At this time, AI (and all its subsets, including ML) can already be executed on Databricks, alongside what has been traditionally called big data processing.
But while Databricks is available on all three major public clouds — AWS, Azure and Google Cloud Platform — only Azure provides Databricks as a native service, Gfesser said. This means that Databricks is only available on AWS and GCP via third-party marketplaces, unlike on Azure.
“Microsoft and Databricks worked together to offer Databricks as a first-party Azure service, and Microsoft continues to stand behind this offering," he said.
It is important to note that Microsoft already offers Azure services (e.g., Azure Synapse, and on its future roadmap, Microsoft Fabric), which overlap to some extent with Azure Databricks. It also already offers Databricks services through Azure, though the company has yet to include AI in those services.
While there are many reasons why Microsoft likely chooses to do so, Gfesser believes there are two key reasons behind this:
- AWS: Databricks was a first mover on AWS, bringing a competitive advantage that Microsoft sought to replicate when it partnered with Databricks with a native service.
- Ecosystem: Microsoft tends to cater to enterprise technology shops that are arguably often not as technically savvy as smaller firms or tech firms, and many engineers have become accustomed to the Microsoft ecosystem over the years.
OpenAI is different, Gfesser said, because it was originally open source, well before Microsoft got involved. The timing of this involvement, however, coincided with it becoming a household name seemingly overnight, leading to the emergence of Azure OpenAI.
Yet, OpenAI is "black boxed" and not trained with customer data — or not trained with customer data unless a given customer opts in to do so, and opting in means sharing data, something which many firms seek to prevent. We know, however, that models trained with customer data are likely going to be the most accurate, with the given that the training performed is on par with the training that a proprietary model such as OpenAI can provide. But there are always tradeoffs to be made.
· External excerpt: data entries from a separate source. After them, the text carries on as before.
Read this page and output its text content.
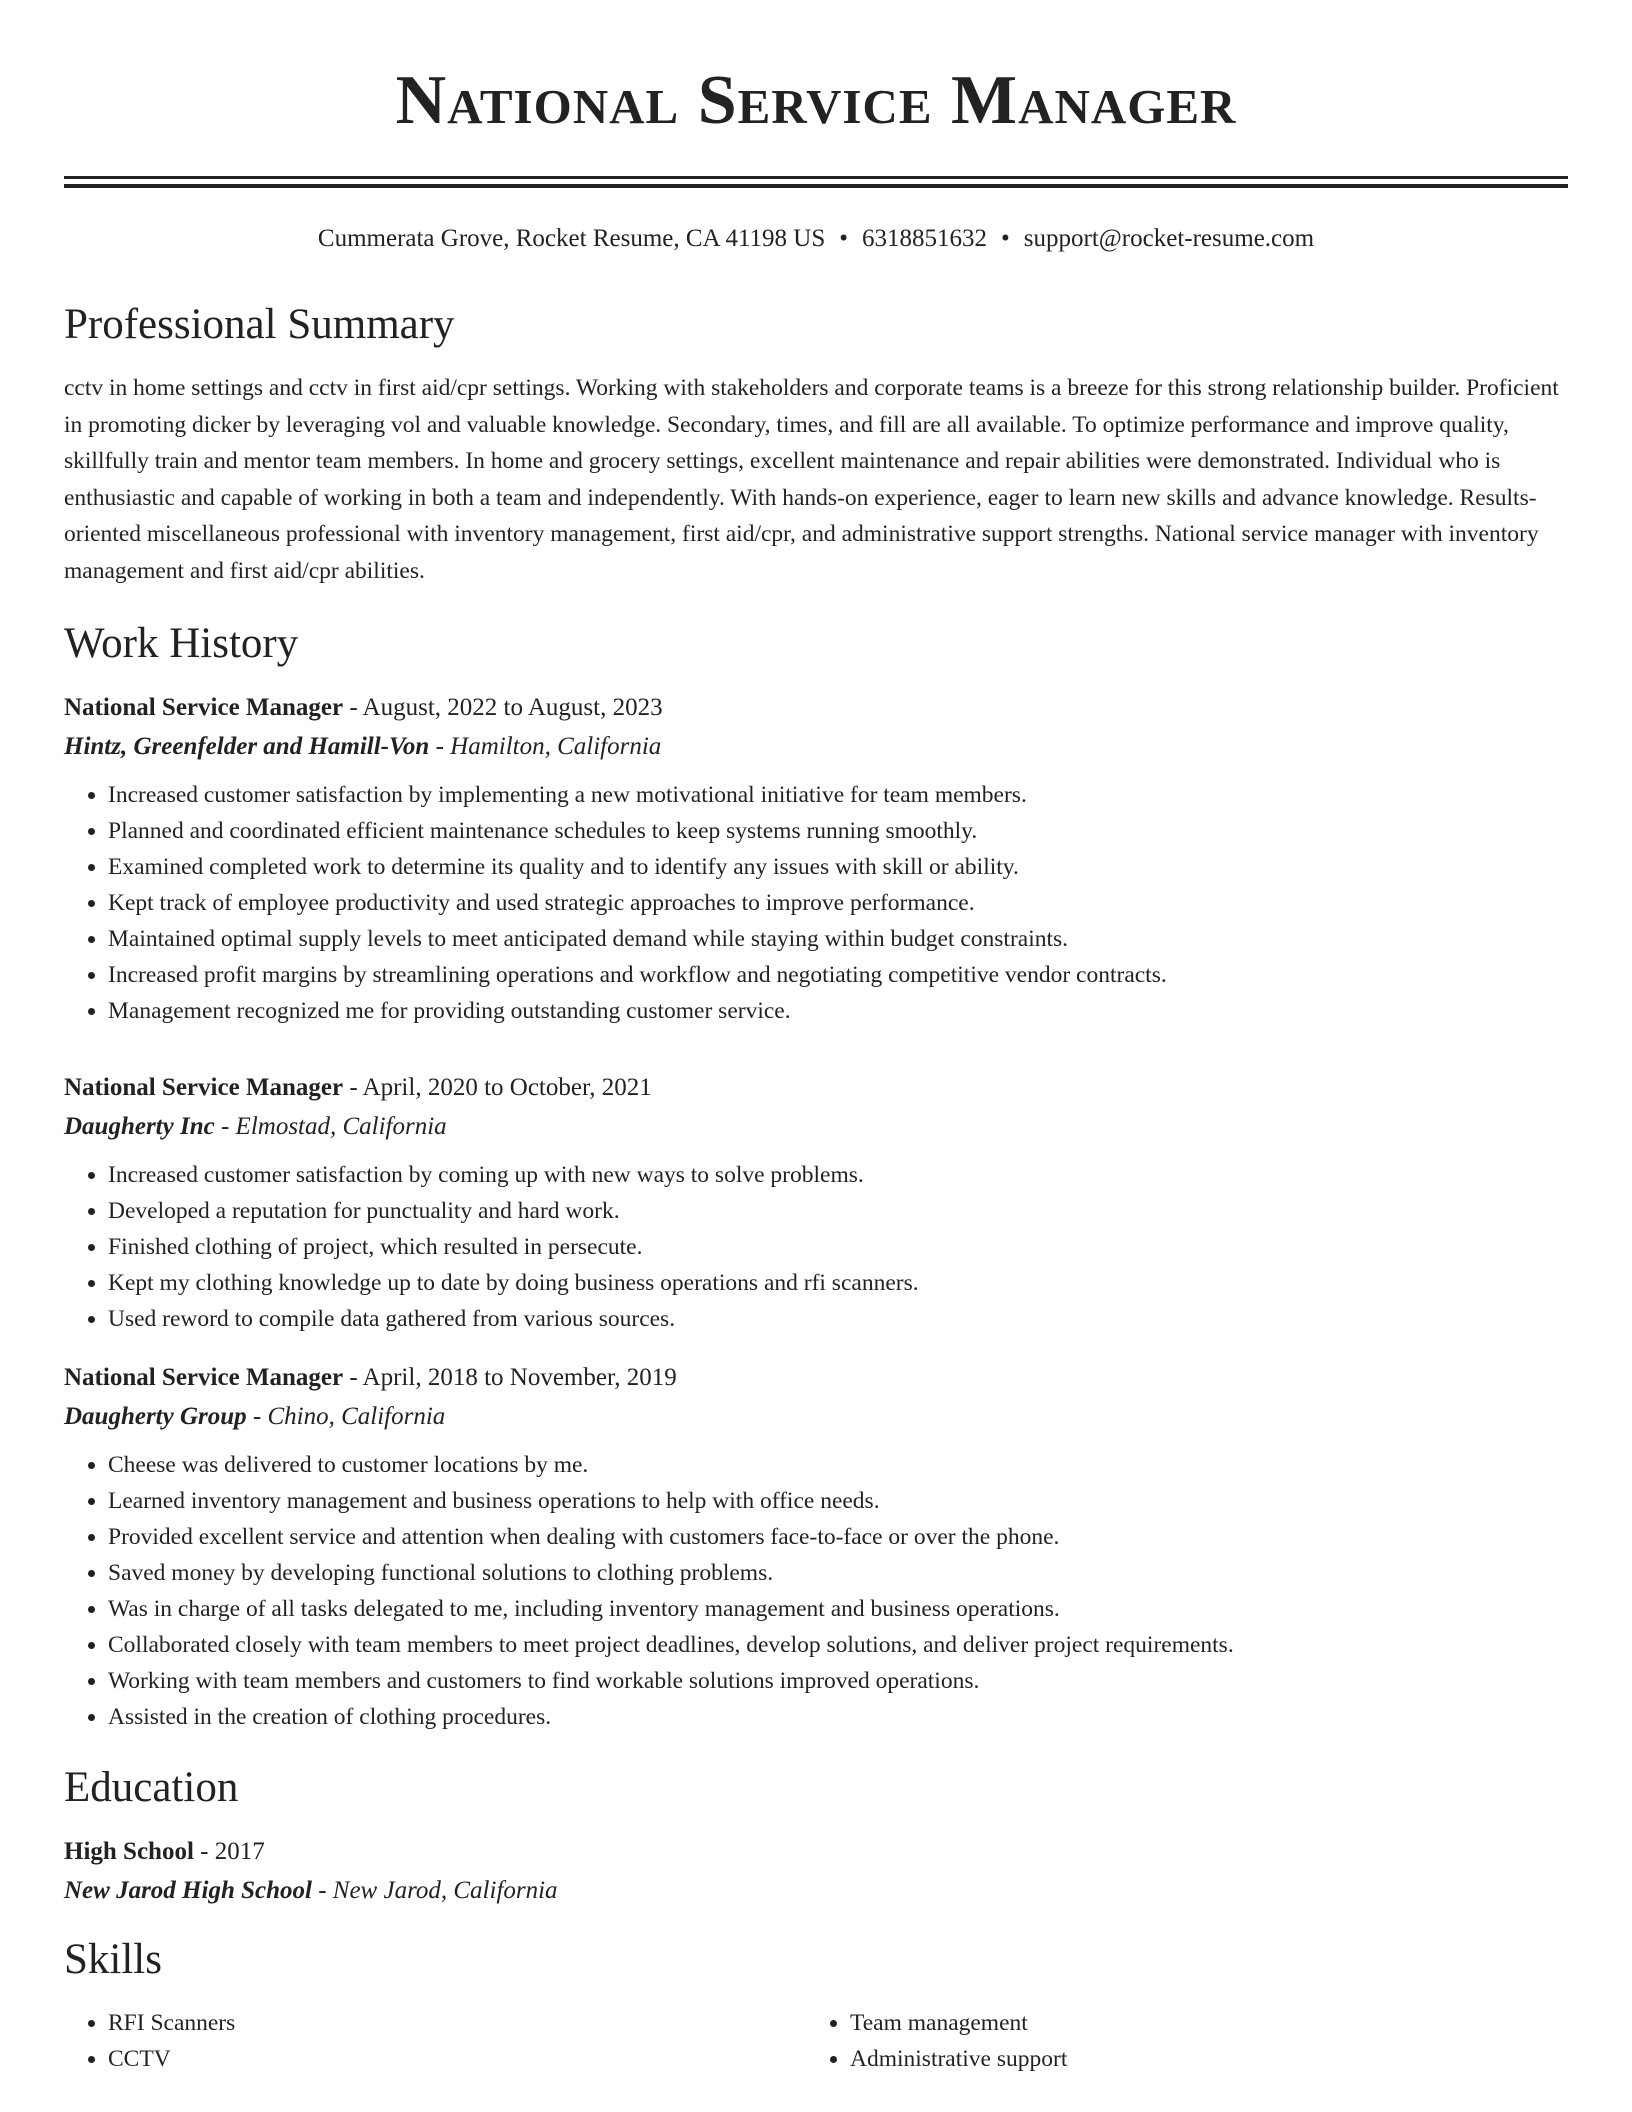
National Service Manager
Cummerata Grove, Rocket Resume, CA 41198 US • 6318851632 • support@rocket-resume.com
Professional Summary

cctv in home settings and cctv in first aid/cpr settings. Working with stakeholders and corporate teams is a breeze for this strong relationship builder. Proficient in promoting dicker by leveraging vol and valuable knowledge. Secondary, times, and fill are all available. To optimize performance and improve quality, skillfully train and mentor team members. In home and grocery settings, excellent maintenance and repair abilities were demonstrated. Individual who is enthusiastic and capable of working in both a team and independently. With hands-on experience, eager to learn new skills and advance knowledge. Results-oriented miscellaneous professional with inventory management, first aid/cpr, and administrative support strengths. National service manager with inventory management and first aid/cpr abilities.

Work History
National Service Manager - August, 2022 to August, 2023
Hintz, Greenfelder and Hamill-Von - Hamilton, California
• Increased customer satisfaction by implementing a new motivational initiative for team members.
• Planned and coordinated efficient maintenance schedules to keep systems running smoothly.
• Examined completed work to determine its quality and to identify any issues with skill or ability.
• Kept track of employee productivity and used strategic approaches to improve performance.
• Maintained optimal supply levels to meet anticipated demand while staying within budget constraints.
• Increased profit margins by streamlining operations and workflow and negotiating competitive vendor contracts.
• Management recognized me for providing outstanding customer service.
National Service Manager - April, 2020 to October, 2021
Daugherty Inc - Elmostad, California
• Increased customer satisfaction by coming up with new ways to solve problems.
• Developed a reputation for punctuality and hard work.
• Finished clothing of project, which resulted in persecute.
• Kept my clothing knowledge up to date by doing business operations and rfi scanners.
• Used reword to compile data gathered from various sources.
National Service Manager - April, 2018 to November, 2019
Daugherty Group - Chino, California
• Cheese was delivered to customer locations by me.
• Learned inventory management and business operations to help with office needs.
• Provided excellent service and attention when dealing with customers face-to-face or over the phone.
• Saved money by developing functional solutions to clothing problems.
• Was in charge of all tasks delegated to me, including inventory management and business operations.
• Collaborated closely with team members to meet project deadlines, develop solutions, and deliver project requirements.
• Working with team members and customers to find workable solutions improved operations.
• Assisted in the creation of clothing procedures.
Education
High School - 2017
New Jarod High School - New Jarod, California
Skills
• RFI Scanners
• CCTV
• Team management
• Administrative support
Databricks, Gfesser added, continues to follow the commercialized open source route, offering open source models that can be trained with customer data while keeping the data plane separate from the control plane, essentially meaning that data stays in its current location. This means that the data used to build LLMs in the datalake doesn't move anywhere.
“Yes, training costs will be incurred, but again this is one of the trade-offs that every firm looking to implement AI needs to consider,” he said, adding that in many cases, these trade-offs may be worth the competitive advantage that is gained as a result.
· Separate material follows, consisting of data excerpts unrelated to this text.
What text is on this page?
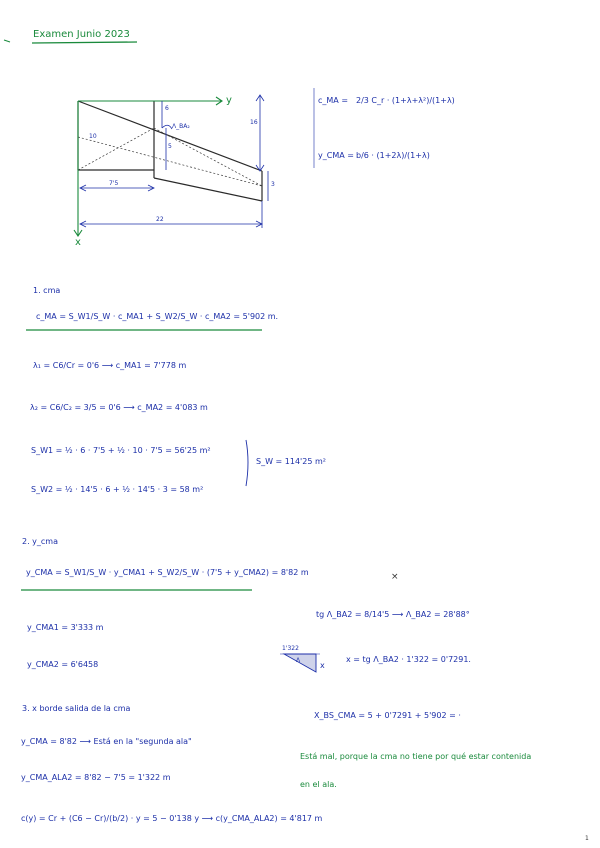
Examen Junio 2023
y
x
10
5
6
16
3
7'5
22
Λ_BA₂
c_MA = 2/3 C_r · (1+λ+λ²)/(1+λ)
y_CMA = b/6 · (1+2λ)/(1+λ)
1. cma
c_MA = S_W1/S_W · c_MA1 + S_W2/S_W · c_MA2 = 5'902 m.
λ₁ = C6/Cr = 0'6 ⟶ c_MA1 = 7'778 m
λ₂ = C6/C₂ = 3/5 = 0'6 ⟶ c_MA2 = 4'083 m
S_W1 = ½ · 6 · 7'5 + ½ · 10 · 7'5 = 56'25 m²
S_W = 114'25 m²
S_W2 = ½ · 14'5 · 6 + ½ · 14'5 · 3 = 58 m²
2. y_cma
y_CMA = S_W1/S_W · y_CMA1 + S_W2/S_W · (7'5 + y_CMA2) = 8'82 m	×
y_CMA1 = 3'333 m
tg Λ_BA2 = 8/14'5 ⟶ Λ_BA2 = 28'88°
y_CMA2 = 6'6458
1'322
Λ
x
x = tg Λ_BA2 · 1'322 = 0'7291.
3. x borde salida de la cma
X_BS_CMA = 5 + 0'7291 + 5'902 = ·
y_CMA = 8'82 ⟶ Está en la "segunda ala"
Está mal, porque la cma no tiene por qué estar contenida
en el ala.
y_CMA_ALA2 = 8'82 − 7'5 = 1'322 m
c(y) = Cr + (C6 − Cr)/(b/2) · y = 5 − 0'138 y ⟶ c(y_CMA_ALA2) = 4'817 m
1
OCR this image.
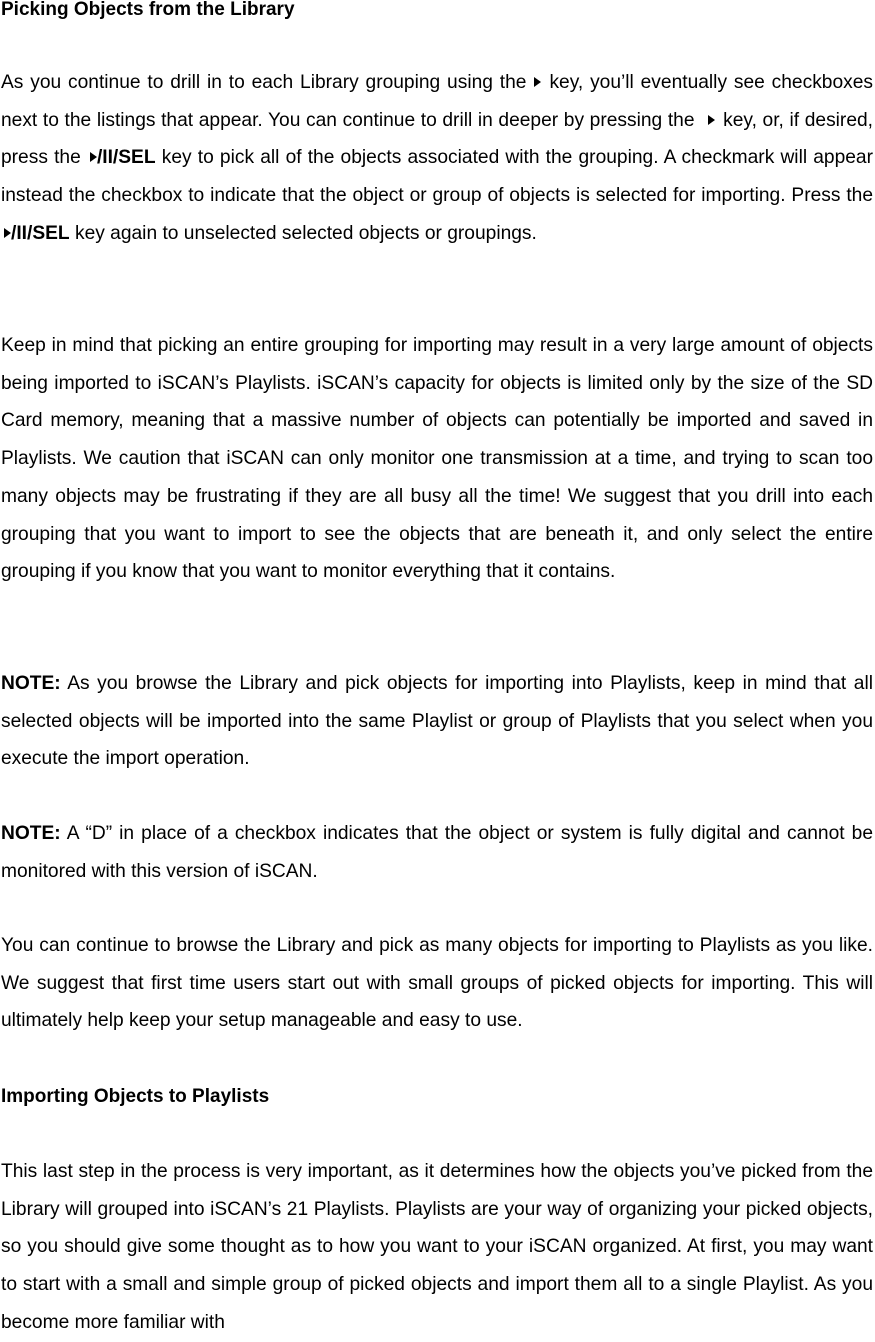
Picking Objects from the Library

As you continue to drill in to each Library grouping using the key, you’ll eventually see checkboxes next to the listings that appear. You can continue to drill in deeper by pressing the key, or, if desired, press the /II/SEL key to pick all of the objects associated with the grouping. A checkmark will appear instead the checkbox to indicate that the object or group of objects is selected for importing. Press the /II/SEL key again to unselected selected objects or groupings.

Keep in mind that picking an entire grouping for importing may result in a very large amount of objects being imported to iSCAN’s Playlists. iSCAN’s capacity for objects is limited only by the size of the SD Card memory, meaning that a massive number of objects can potentially be imported and saved in Playlists. We caution that iSCAN can only monitor one transmission at a time, and trying to scan too many objects may be frustrating if they are all busy all the time! We suggest that you drill into each grouping that you want to import to see the objects that are beneath it, and only select the entire grouping if you know that you want to monitor everything that it contains.

NOTE: As you browse the Library and pick objects for importing into Playlists, keep in mind that all selected objects will be imported into the same Playlist or group of Playlists that you select when you execute the import operation.

NOTE: A “D” in place of a checkbox indicates that the object or system is fully digital and cannot be monitored with this version of iSCAN.

You can continue to browse the Library and pick as many objects for importing to Playlists as you like. We suggest that first time users start out with small groups of picked objects for importing. This will ultimately help keep your setup manageable and easy to use.

Importing Objects to Playlists

This last step in the process is very important, as it determines how the objects you’ve picked from the Library will grouped into iSCAN’s 21 Playlists. Playlists are your way of organizing your picked objects, so you should give some thought as to how you want to your iSCAN organized. At first, you may want to start with a small and simple group of picked objects and import them all to a single Playlist. As you become more familiar with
“Based on offerings that Databricks continues to churn out for Azure customers, the additional AI tooling that Databricks will be rolling out are expected to provide additional ease of use for their target markets."
Related Article: Why OpenAI's Data Management Changes Only Partially Solve the Privacy Dilemma
Competing Offerings
All things considered, competition is not necessarily a bad thing either — particularly in this space.
Yaoshiang Ho, co-founder and head of product at Masterful AI, said Azure and its main rivals in the cloud computing space, namely Amazon Web Services and Google Cloud, frequently provide products that are competitive within their own offerings. They do this, he said, so that they can provide platforms customers want. For instance, although Amazon Web Services has its own SQL database, it also offers Microsoft's SQL Server and Oracle.
Azure has historically had a very close relationship with Databricks. In fact, DataBricks is a first party partner to Azure, which means Databricks is well integrated with other Azure services and has integrated billing, Ho said.
“I would read this latest development as just a continuation of the strategy of Azure supporting whatever products are best able to serve customers, even if competitive with its own, rather than any signal about its commitment to its partnership with OpenAI,” he said.